The RUHM framework for rapid rating curve uncertainty estimation: comparison to power-law methods and potential using drone-derived data

Climate change, together with other natural and anthropogenic drivers lead to changes in streamflow patterns that are now occurring with increasing frequency. At the same time traditional streamflow monitoring methods are time-consuming and costly so that it typically takes many years of significant field efforts to establish reliable streamflow data for a new location or for stations with major temporal changes to the stage—discharge relation. To provide timely and reliable streamflow data to tackle these changes to the hydrological regime and their impacts on society’s water management requires new cost-effective monitoring methods that can rapidly produce data with low uncertainty. Hydraulically modelled rating curves are a promising alternative to traditional power-law methods as they need much fewer calibration gaugings, but they are associated with additional uncertainty sources in the hydraulic knowledge and these need to be assessed.
We present the Rating curve Uncertainty estimation using Hydraulic Modelling (RUHM) framework which was developed to rapidly estimate rating curves and their uncertainty. The RUHM framework combines a one-dimensional hydraulic model with Bayesian inference to incorporate information from both hydraulic knowledge and the calibration gauging data. In this study we compare RUHM and the Bayesian power-law method BaRatin in application to a Swedish site using nine different gauging strategies associated with different costs. We compare results for the two methods in terms of accuracy, cost and time required for establishing rating curves. 

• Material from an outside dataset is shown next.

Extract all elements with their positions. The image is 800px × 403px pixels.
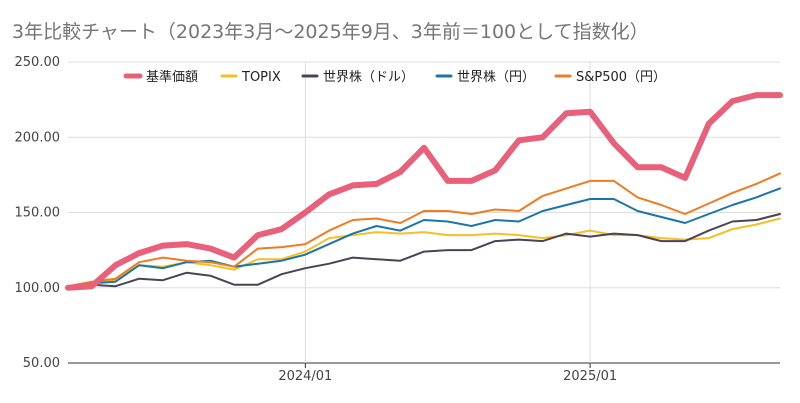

We found that rating curves with low uncertainty could be modelled with fewer gaugings for RUHM compared to BaRatin. As few as three gaugings were needed with RUHM if these gaugings covered low and medium flows, whereas high flow gaugings were not necessary. This makes the RUHM method both cost effective and time efficient as low and medium flows occur more frequently than high flows. When using all gaugings (i.e., a high-cost gauging strategy), the uncertainty for RUHM and BaRatin was similar. The results for this Swedish site show that hydraulic rating curve uncertainty estimation is a promising tool for quickly estimating rating curves and their uncertainties. Finally, we discuss the potential of using RUHM together with drone-derived data to make field efforts even more efficient.